O responsável referiu que muitos daqueles empreendimentos já produziram e já mostraram, do ponto de vista da sua infraestrutura, que podem garantir o retorno dos investimentos a serem feitos.

"Esperemos agora que essas manifestações de interesse correspondam a efetivas propostas técnicas e financeiras, que se aproximem e superem os preços de referência", disse.

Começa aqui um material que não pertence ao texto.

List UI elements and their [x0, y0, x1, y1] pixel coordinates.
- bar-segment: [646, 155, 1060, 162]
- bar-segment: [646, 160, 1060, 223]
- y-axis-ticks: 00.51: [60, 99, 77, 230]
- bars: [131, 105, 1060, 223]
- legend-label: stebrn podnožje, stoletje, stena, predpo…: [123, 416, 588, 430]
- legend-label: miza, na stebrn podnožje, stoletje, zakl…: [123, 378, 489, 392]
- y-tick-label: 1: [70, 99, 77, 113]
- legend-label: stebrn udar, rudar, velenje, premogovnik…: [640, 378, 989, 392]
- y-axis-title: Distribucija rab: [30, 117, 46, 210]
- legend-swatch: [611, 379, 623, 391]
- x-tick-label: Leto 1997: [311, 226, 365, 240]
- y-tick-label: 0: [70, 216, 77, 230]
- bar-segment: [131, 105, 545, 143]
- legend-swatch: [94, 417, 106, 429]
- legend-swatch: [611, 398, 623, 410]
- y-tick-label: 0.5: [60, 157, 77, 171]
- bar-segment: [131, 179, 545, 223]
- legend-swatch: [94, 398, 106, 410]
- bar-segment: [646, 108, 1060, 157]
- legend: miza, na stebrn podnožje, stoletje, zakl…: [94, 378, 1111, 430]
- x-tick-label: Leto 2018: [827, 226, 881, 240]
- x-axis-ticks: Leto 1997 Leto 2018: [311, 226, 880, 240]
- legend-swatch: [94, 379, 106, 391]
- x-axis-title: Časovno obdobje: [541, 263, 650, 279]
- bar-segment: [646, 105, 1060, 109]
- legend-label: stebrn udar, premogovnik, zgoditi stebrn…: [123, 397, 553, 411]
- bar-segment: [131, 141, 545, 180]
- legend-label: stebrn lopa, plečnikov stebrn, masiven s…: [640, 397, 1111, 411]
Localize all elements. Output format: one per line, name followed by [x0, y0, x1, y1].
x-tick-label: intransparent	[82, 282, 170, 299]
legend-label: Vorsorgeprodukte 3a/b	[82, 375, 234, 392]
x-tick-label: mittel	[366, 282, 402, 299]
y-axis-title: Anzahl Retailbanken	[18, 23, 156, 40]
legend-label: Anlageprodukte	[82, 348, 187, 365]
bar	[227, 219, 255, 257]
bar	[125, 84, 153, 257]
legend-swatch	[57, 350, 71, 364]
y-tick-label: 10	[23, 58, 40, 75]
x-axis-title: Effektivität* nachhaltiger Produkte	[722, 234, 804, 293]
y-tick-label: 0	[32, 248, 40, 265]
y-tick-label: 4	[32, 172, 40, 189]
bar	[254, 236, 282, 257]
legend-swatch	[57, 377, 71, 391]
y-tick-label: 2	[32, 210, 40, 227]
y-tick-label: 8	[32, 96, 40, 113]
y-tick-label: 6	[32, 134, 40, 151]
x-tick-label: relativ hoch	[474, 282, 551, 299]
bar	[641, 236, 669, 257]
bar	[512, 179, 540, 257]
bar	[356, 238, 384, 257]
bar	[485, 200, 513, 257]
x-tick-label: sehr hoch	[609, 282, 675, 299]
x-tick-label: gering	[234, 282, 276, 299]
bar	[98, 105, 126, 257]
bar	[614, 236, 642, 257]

De acordo com a chefe de departamento de privatizações do IGAPE, Ana Paulo, as propostas iniciais são 23 milhões de dólares (20,5 milhões de euros) para a fazenda de Sanza Pombo, no Uíje; 24 milhões de dólares (21,4 milhões de euros) para a fazenda Caimangalo, no Moxico; cerca de 29 milhões de dólares (25,9 milhões de euros) para a fazenda do Longa, no Cuando Cubango, e 35 milhões de dólares (31,2 milhões de euros) para a fazenda do Cuimba, no Zaire.

Trata-se de empreendimentos, que além das unidades agroindustriais, possuem igualmente uma base de equipamentos técnicos, entre usados e novos, prontos para serem explorados, garantiu um técnico do Ministério da Agricultura.

"Fundamentalmente um dos empreendimentos, que é a fazenda do Cuimba, que é uma fazenda que nós chamamos vulgarmente zero quilómetros, tem todos os seus equipamentos, toda a sua zona industrial por explorar. Acabaram de ser instalados, neste momento até estão a ser feitos os termos de entrega e pensamos que é uma fazenda que está em condições imediata de arrancar", frisou Carlos Paim.